Mírala, mírala, la Torre de Valencia
Los arquitectos homenajean a Javier Carvajal, autor del elegante rascacielos
"Es un edifico elegante, parece que lleve un traje; ni siquiera las antenas, los aires acondicionados y los cerramientos de las terrazas le restan potencia". Se nota que Javier Antón adora el tema de su tesis, la obra de Javier Carvajal. A los pies de la Torre de Valencia, el edificio madrileño más emblemático de Carvajal, el doctorando de la Universidad de Navarra quita importancia a la polémica que desató cuando fue construida. Sus críticos dijeron que rompía la perspectiva de la Puerta de Alcalá desde Cibeles y la obra llegó a pararse. "Pero mírala, pasado el tiempo, ahí está", dice Antón versionando la canción de Ana Belén para defender la poderosa torre de 1973.

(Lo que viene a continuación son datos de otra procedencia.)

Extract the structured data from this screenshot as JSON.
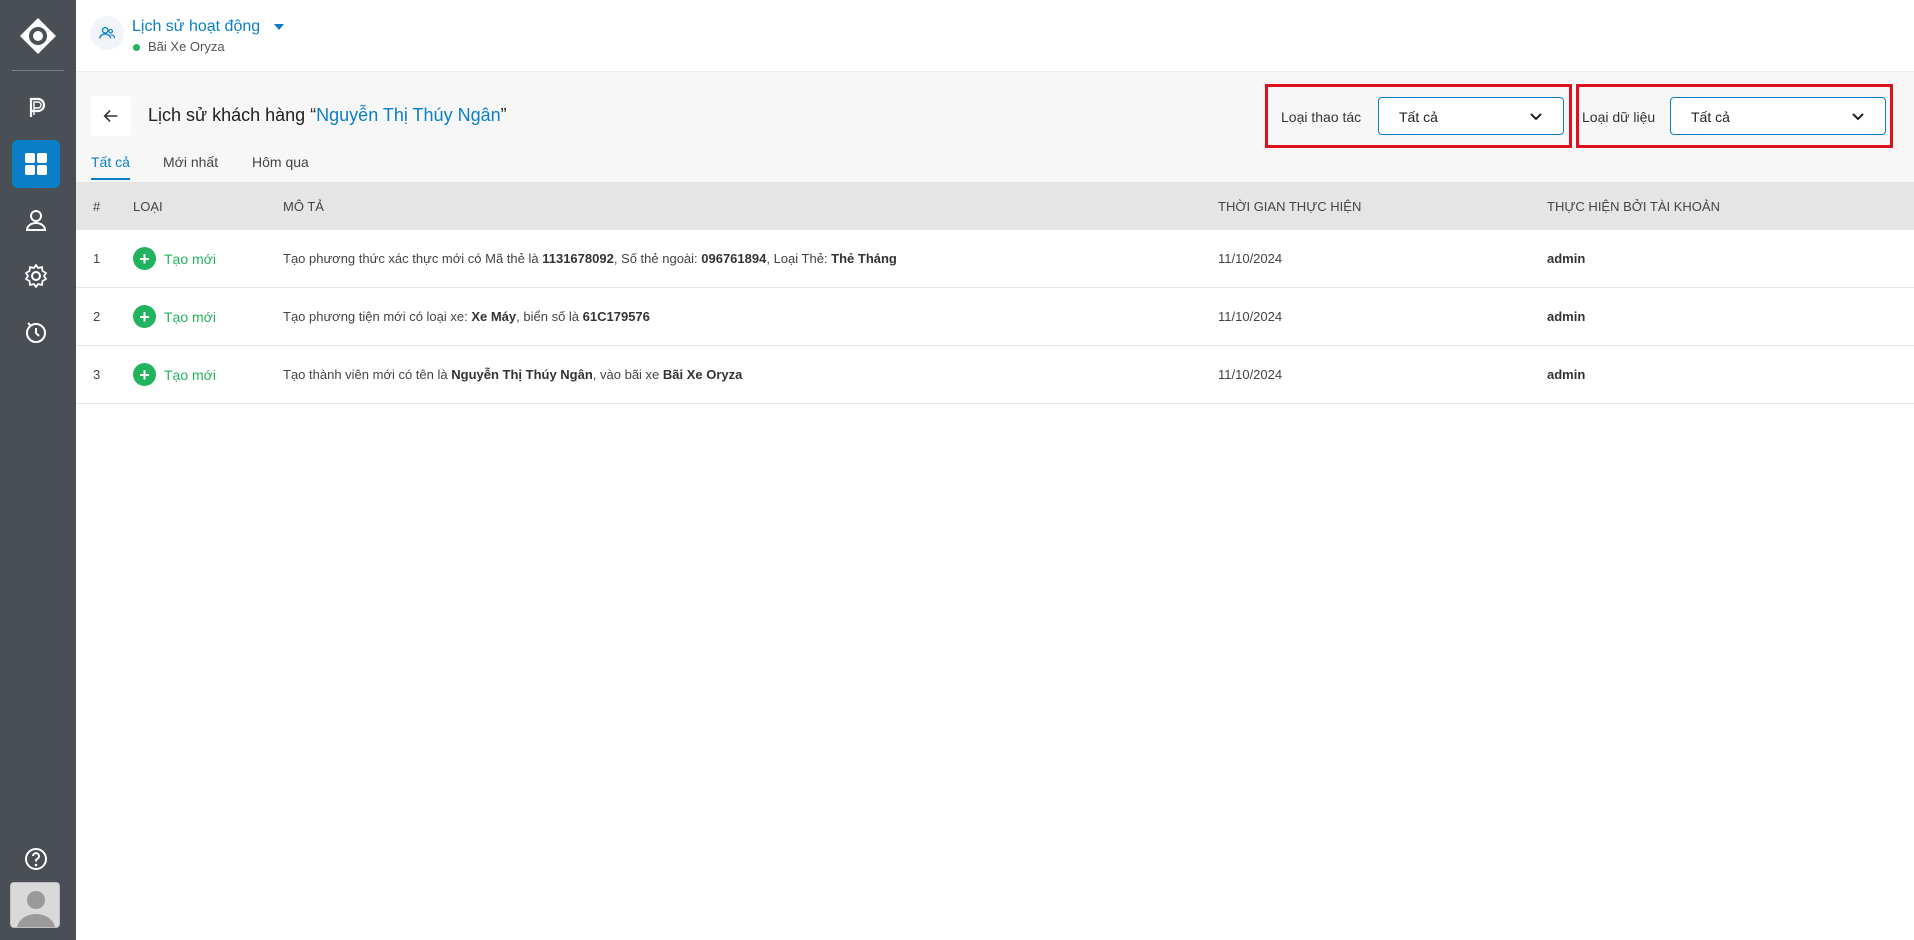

"Javier Carvajal es uno de los arquitectos españoles más brillantes de los años sesenta, aunque quizá no ha sido tratado con la justicia que se merece", explica Antón. "Se creó muchos enemigos, pero ahora empieza a haber una distancia suficiente para rescatarlo".
Hace 10 días Carvajal, que tiene 84 años, recibió un homenaje -al que no pudo asistir por su delicada salud- de sus compañeros de profesión. Universidades y colegios de arquitectos se unieron en un acto que reconocía su talla como arquitecto y docente. "Sirvió en parte de desagravio a su ausencia en la lista de arquitectos que han recibido la medalla de oro de la arquitectura", dice Antón. En el evento se presentó también el libro La huella del maestro, publicado por la Universidad de Navarra, en el que uno de sus profesores, Juan Miguel Otxotorena, apunta la razón del "modo casi sádico y cruel en el que se le han resistido los reconocimientos lo largo de las últimas décadas": sus cargos políticos en el tardofranquismo. "Justo en los años de su inevitable declive, y en plena efervescencia del movimiento estudiantil heredero del 68 francés", escribe Otxotorena. "Esto le ganó un sinfín de antipatías, que arrastró con elegancia, resignación y entereza".
En la azotea de la Torre de Valencia, uno sobrevuela el Retiro a 27 pisos de altura. Todas las terrazas miran escoradas al parque no queriéndose perder nada. "Carvajal conjugó como nadie tradición y modernidad, y creía en una arquitectura enraizada", explica Antón. En contra de la arquitectura objeto, pensaba que no cualquier edificio vale para cualquier sitio. Se fijaba no solo en cosas como el clima o la ubicación, sino también en la cultura del lugar. Profundamente mediterráneo, era un enamorado de la Alhambra, cuya planta sabía dibujar de memoria, y plagó sus edificios de patios y fuentes, abstractos artesonados mudéjares y exteriores opacos que, como en las casas árabes, esconden el esplendor interior (no en vano Saura rodó en uno de sus ocultos chalés la película La madriguera). Incluso en su colosal rascacielos hay hueco para un patio con dos fuentes y un olivo centenario.
Perfeccionista, apasionado y virtuoso, Javier Carvajal descubrió su vocación gracias a su madre. "Desde niño llenó la ilusión de mis mañanas de Reyes de construcciones de todo tipo: metálicas, de madera, de corcho o de cartón, y lo que es más asombroso, de libros y revistas de arquitectura que fueron poblando mi imaginación antes de comenzar mis estudios". Mucho después, privado de proyectos, él mismo se volcó en contagiar a otros a través de la docencia. "Es una de las actividades más gratificantes que existen", dejó escrito, "por el premio que supone el descubrimiento, en cualquier alumno, de ese brillo en la mirada que se enciende porque hemos conseguido decir algo que dejará huella a lo largo de toda una vida, o porque lo dicho por nosotros resuena en ellos y les abre puertas que les servirán para siempre; ese momento de alegría resarce de todos los esfuerzos, de todos los desánimos (que también existen)".
Muchos de sus alumnos son ahora profesionales de renombre. Carvajal sabe, sabe enseñar y quiere enseñar, explica Alberto Campo Baeza en La huella del maestro, "todo ello aderezado con gracia y con salero, cumpliendo puntualmente el dieciochesco precepto de instruir deleitando". "Jamás olvidaremos su talante apasionado, su entrega sin horarios", explica en el libro Ignacio Vicens; "al cabo de nueve meses, una cosa teníamos clara: que ya nunca podríamos abandonar la arquitectura". "Tu trabajo ejemplar demasiadas veces ha sido retribuido no con laureles, sino con desapego", escribe Vicens. "Qué le vamos a hacer; este viejo, admirable, maravilloso e ingrato país nuestro suele pagar, muchas veces, así a sus mejores hombres;
mientras tanto, sirva nuestra gratitud de sucedáneo".